The Personalist Project

Tin Pacifists and the Search for Meaning

“The Socialist who finds his children playing with soldiers is usually upset, but he is never able to think of a substitute for the tin soldiers; tin pacifists somehow won’t do.” – George Orwell, review of Mein Kampf 

 By Daderot (Own work) [CC0], via Wikimedia Commons

Since the horrific mosque shooting in Quebec City a few weeks ago, I’ve been wondering how it is that ordinary young men (and women) get swept up into violent ideologies. Sociologists call the process “radicalization,” and as I was reading about a study of thirteen different militant extremist groups—from across different regions, religions, and cultures—I encountered this list of beliefs that typify the violent extremist.

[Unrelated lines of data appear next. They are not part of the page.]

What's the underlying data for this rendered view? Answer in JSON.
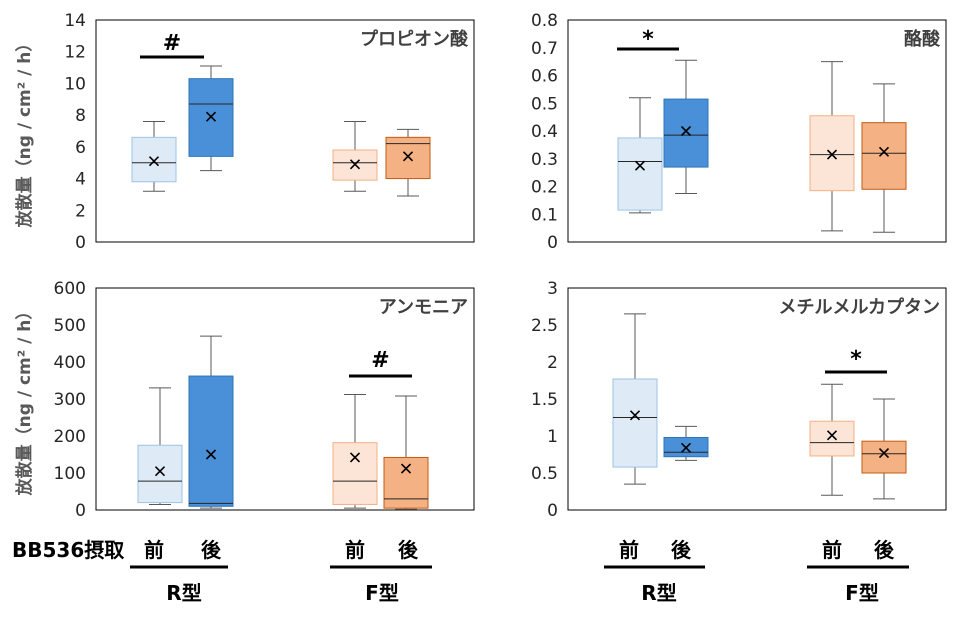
{
  "y_axis_label": "放散量（ng / cm² / h）",
  "bottom_labels": {
    "intake_label": "BB536摂取",
    "before": "前",
    "after": "後",
    "groups": [
      "R型",
      "F型"
    ]
  },
  "series_colors": {
    "R_before": "#deebf7",
    "R_after": "#4a90d9",
    "F_before": "#fce4d6",
    "F_after": "#f4b183"
  },
  "chart_data": [
    {
      "type": "box",
      "title": "プロピオン酸",
      "ylim": [
        0,
        14
      ],
      "yticks": [
        "0",
        "2",
        "4",
        "6",
        "8",
        "10",
        "12",
        "14"
      ],
      "categories": [
        "R型 前",
        "R型 後",
        "F型 前",
        "F型 後"
      ],
      "boxes": [
        {
          "min": 3.2,
          "q1": 3.8,
          "median": 5.0,
          "q3": 6.6,
          "max": 7.6,
          "mean": 5.1
        },
        {
          "min": 4.5,
          "q1": 5.4,
          "median": 8.7,
          "q3": 10.3,
          "max": 11.1,
          "mean": 7.9
        },
        {
          "min": 3.2,
          "q1": 3.9,
          "median": 5.0,
          "q3": 5.8,
          "max": 7.6,
          "mean": 4.9
        },
        {
          "min": 2.9,
          "q1": 4.0,
          "median": 6.2,
          "q3": 6.6,
          "max": 7.1,
          "mean": 5.4
        }
      ],
      "significance": [
        {
          "pair": "R型",
          "mark": "#"
        }
      ]
    },
    {
      "type": "box",
      "title": "酪酸",
      "ylim": [
        0,
        0.8
      ],
      "yticks": [
        "0",
        "0.1",
        "0.2",
        "0.3",
        "0.4",
        "0.5",
        "0.6",
        "0.7",
        "0.8"
      ],
      "categories": [
        "R型 前",
        "R型 後",
        "F型 前",
        "F型 後"
      ],
      "boxes": [
        {
          "min": 0.105,
          "q1": 0.115,
          "median": 0.29,
          "q3": 0.375,
          "max": 0.52,
          "mean": 0.275
        },
        {
          "min": 0.175,
          "q1": 0.27,
          "median": 0.385,
          "q3": 0.515,
          "max": 0.655,
          "mean": 0.4
        },
        {
          "min": 0.04,
          "q1": 0.185,
          "median": 0.315,
          "q3": 0.455,
          "max": 0.65,
          "mean": 0.315
        },
        {
          "min": 0.035,
          "q1": 0.19,
          "median": 0.32,
          "q3": 0.43,
          "max": 0.57,
          "mean": 0.325
        }
      ],
      "significance": [
        {
          "pair": "R型",
          "mark": "*"
        }
      ]
    },
    {
      "type": "box",
      "title": "アンモニア",
      "ylim": [
        0,
        600
      ],
      "yticks": [
        "0",
        "100",
        "200",
        "300",
        "400",
        "500",
        "600"
      ],
      "categories": [
        "R型 前",
        "R型 後",
        "F型 前",
        "F型 後"
      ],
      "boxes": [
        {
          "min": 15,
          "q1": 20,
          "median": 78,
          "q3": 175,
          "max": 330,
          "mean": 105
        },
        {
          "min": 5,
          "q1": 10,
          "median": 18,
          "q3": 362,
          "max": 470,
          "mean": 150
        },
        {
          "min": 5,
          "q1": 15,
          "median": 78,
          "q3": 182,
          "max": 312,
          "mean": 142
        },
        {
          "min": 2,
          "q1": 5,
          "median": 30,
          "q3": 142,
          "max": 308,
          "mean": 112
        }
      ],
      "significance": [
        {
          "pair": "F型",
          "mark": "#"
        }
      ]
    },
    {
      "type": "box",
      "title": "メチルメルカプタン",
      "ylim": [
        0,
        3
      ],
      "yticks": [
        "0",
        "0.5",
        "1",
        "1.5",
        "2",
        "2.5",
        "3"
      ],
      "categories": [
        "R型 前",
        "R型 後",
        "F型 前",
        "F型 後"
      ],
      "boxes": [
        {
          "min": 0.35,
          "q1": 0.58,
          "median": 1.25,
          "q3": 1.77,
          "max": 2.65,
          "mean": 1.28
        },
        {
          "min": 0.67,
          "q1": 0.72,
          "median": 0.78,
          "q3": 0.98,
          "max": 1.13,
          "mean": 0.84
        },
        {
          "min": 0.2,
          "q1": 0.73,
          "median": 0.91,
          "q3": 1.2,
          "max": 1.7,
          "mean": 1.01
        },
        {
          "min": 0.15,
          "q1": 0.5,
          "median": 0.76,
          "q3": 0.93,
          "max": 1.5,
          "mean": 0.77
        }
      ],
      "significance": [
        {
          "pair": "F型",
          "mark": "*"
        }
      ]
    }
  ]
}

The researchers…extracted 16 key themes that occurred over and over in the texts. Taken together, the themes cohere into what Saucier and colleagues describe as a “seductive narrative”: The modern world has fallen into a catastrophic state. The ordinary mechanisms of change are no longer valid. Only extreme, violent measures can save things. This is a war of us against them, a war of good versus evil, a war of necessity. Any and all means are not only justified, they are glorified. God is on our side. In the end utopia will be restored.

Sounds pretty extreme at first glance, doesn’t it? How could anyone swallow this vision of the world? But if you soften the language a little, you get a set of propositions many people might find themselves agreeing with: 

·         The modern world is heading toward disaster. 

·         All our ordinary methods of bringing about change have been fruitless.

·         There is an "us," and there is a "them" antithetical to us.

·         We have to do whatever it takes to reach our goals. Means are unimportant; only ends are important.

·         God/history/progress is on our side.

·         We can fix what is wrong with the world. 

These are not propositions we find only in ISIS propaganda or identitarian nationalism. These are propositions we see accepted widely among activists on the right and the left, "Culture warriors" and "SJWs," among people whose goals we share and people whose goals we abhor. 

In an interview with the Washington Post on violent extremism, anthropologist Scott Atran referenced George Orwell on the attractions of Nazism and fascism:

“George Orwell once wrote a review of “Mein Kampf” in 1940, and I think it has some of the most profound insights of any commentator of the modern political world. He asks, how come [modern societies] offer their citizens ease, avoidance of risk and pain, hygiene, birth control — in short the good life — and no one is willing to fight for their ideals? And how is it that Hitler offers his people revolution, danger, death and glory, and a whole nation of 80 million people fall down at his feet? It’s because Hitler understood something profound about human nature: that human beings need at least intermittently a sense of self-sacrifice and transcendence. Under threat of death and extinction, they’ll find it. But if that can’t be given to people, their way of life just can’t compete.”

Looking at the “soft” version of the propositions I gave above, and reflecting on the discussions and debates I’ve participated in online over the last decade, I think there are two pieces to this puzzle. Our people are vulnerable to extremism not only because we have failed to offer them ideals and propositions worth sacrificing and transcending everyday comfort and security. We could offer alternative causes, but what would prevent those causes from themselves being overtaken from within by advocates for violence? We know that people are capable of being oppressive in the cause of tolerance, violent in the cause of peace, hateful in the name of Love.

We have failed, not only and perhaps not primarily in offering evocative and attractive alternatives to the fascist’s tin soldiers. We have failed, I believe, in countering the utilitarian ethics that makes the end the only measure of the moral and the good. The poison of extremist violence is not one we can bar with borders or security measures, because it reflects the battle within the human heart. The seeds of violence can be found in every community, every cause, every activism, every movement, anywhere that disordered love for an ideal is used to justify turning other persons into objects—enemies, others, weapons, and “necessary sacrifices.”  

Whether or not you or I are in a position to root out and counter the societal and structural causes of violence, we can begin by rooting out the violence within our own hearts. We can affirm the need for self-sacrifice and transcendence—transcendence of our own hatred, our own anger, our own desire to plow down moral laws in search of simple means to much-desired ends. We can sacrifice ourselves in service to the other.

For what will it profit a man if he gains the whole world and forfeits his soul? Or what shall a man give in return for his soul? – Matthew 16:26

What is our answer to tin soldiers? Not tin pacifists, but the living colour and narrative power of the Passion play.